Here's a breakdown of what can be confirmed or inferred from the provided text, and what cannot:

1. A table of acceptance criteria and the reported device performance

• Cannot be provided. This document does not list specific acceptance criteria or quantitative performance metrics for the CGX Wheelchair. For mechanical wheelchairs, acceptance criteria are typically related to safety, durability, and basic functionality, which are demonstrated through testing that isn't detailed in this 510(k) letter.

2. Sample sized used for the test set and the data provenance (e.g. country of origin of the data, retrospective or prospective)

• Cannot be provided. The document does not mention any specific test set, sample sizes, or data provenance. The substantial equivalence determination for a mechanical wheelchair would involve testing based on recognized standards (e.g., ISO for wheelchairs).

3. Number of experts used to establish the ground truth for the test set and the qualifications of those experts (e.g. radiologist with 10 years of experience)

• Not applicable/Cannot be provided. "Ground truth" as understood in the context of diagnostic AI/ML devices (e.g., expert consensus on medical images) is not relevant for a mechanical wheelchair's 510(k) submission.

4. Adjudication method (e.g. 2+1, 3+1, none) for the test set

• Not applicable/Cannot be provided. This concept is not relevant for the type of device and submission described.

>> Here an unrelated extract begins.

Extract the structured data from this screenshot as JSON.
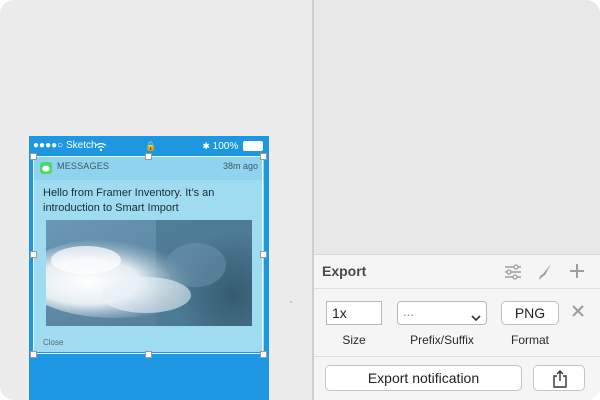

5. If a multi reader multi case (MRMC) comparative effectiveness study was done, If so, what was the effect size of how much human readers improve with AI vs without AI assistance

• Not applicable/Cannot be provided. An MRMC study is relevant for diagnostic imaging devices where human interpretation is involved. This is a mechanical wheelchair.

6. If a standalone (i.e. algorithm only without human-in-the-loop performance) was done

• Not applicable/Cannot be provided. "Standalone algorithm performance" is not relevant for a mechanical wheelchair.

7. The type of ground truth used (expert consensus, pathology, outcomes data, etc)

• Not applicable/Cannot be provided. The concept of "ground truth" in the context of medical efficacy or diagnosis is not applicable to an entirely mechanical device like a wheelchair in its 510(k) submission. Safety and performance are typically assessed through engineering tests and adherence to standards.

8. The sample size for the training set

• Not applicable/Cannot be provided. This concept is only applicable to AI/ML or statistical models, not a mechanical wheelchair.

9. How the ground truth for the training set was established

• Not applicable/Cannot be provided. This concept is only applicable to AI/ML or statistical models, not a mechanical wheelchair.

Information that can be extracted from the document:

• Device Name: CGX Wheelchair
• 510(k) Number: K080270
• Applicant: Freedom Designs, Inc. (Mr. Bob Gardner)
• Regulation Number: 21 CFR 890.3850
• Regulation Name: Mechanical wheelchair
• Regulatory Class: Class I
• Product Code: IOR
• Date of Decision/Letter: April 16, 2008
• Indications For Use: "This wheelchair is designed as a transport base for pediatric and adult clients."
• Prescription Use/Over-The-Counter Use: Marked as "Over-The-Counter Use".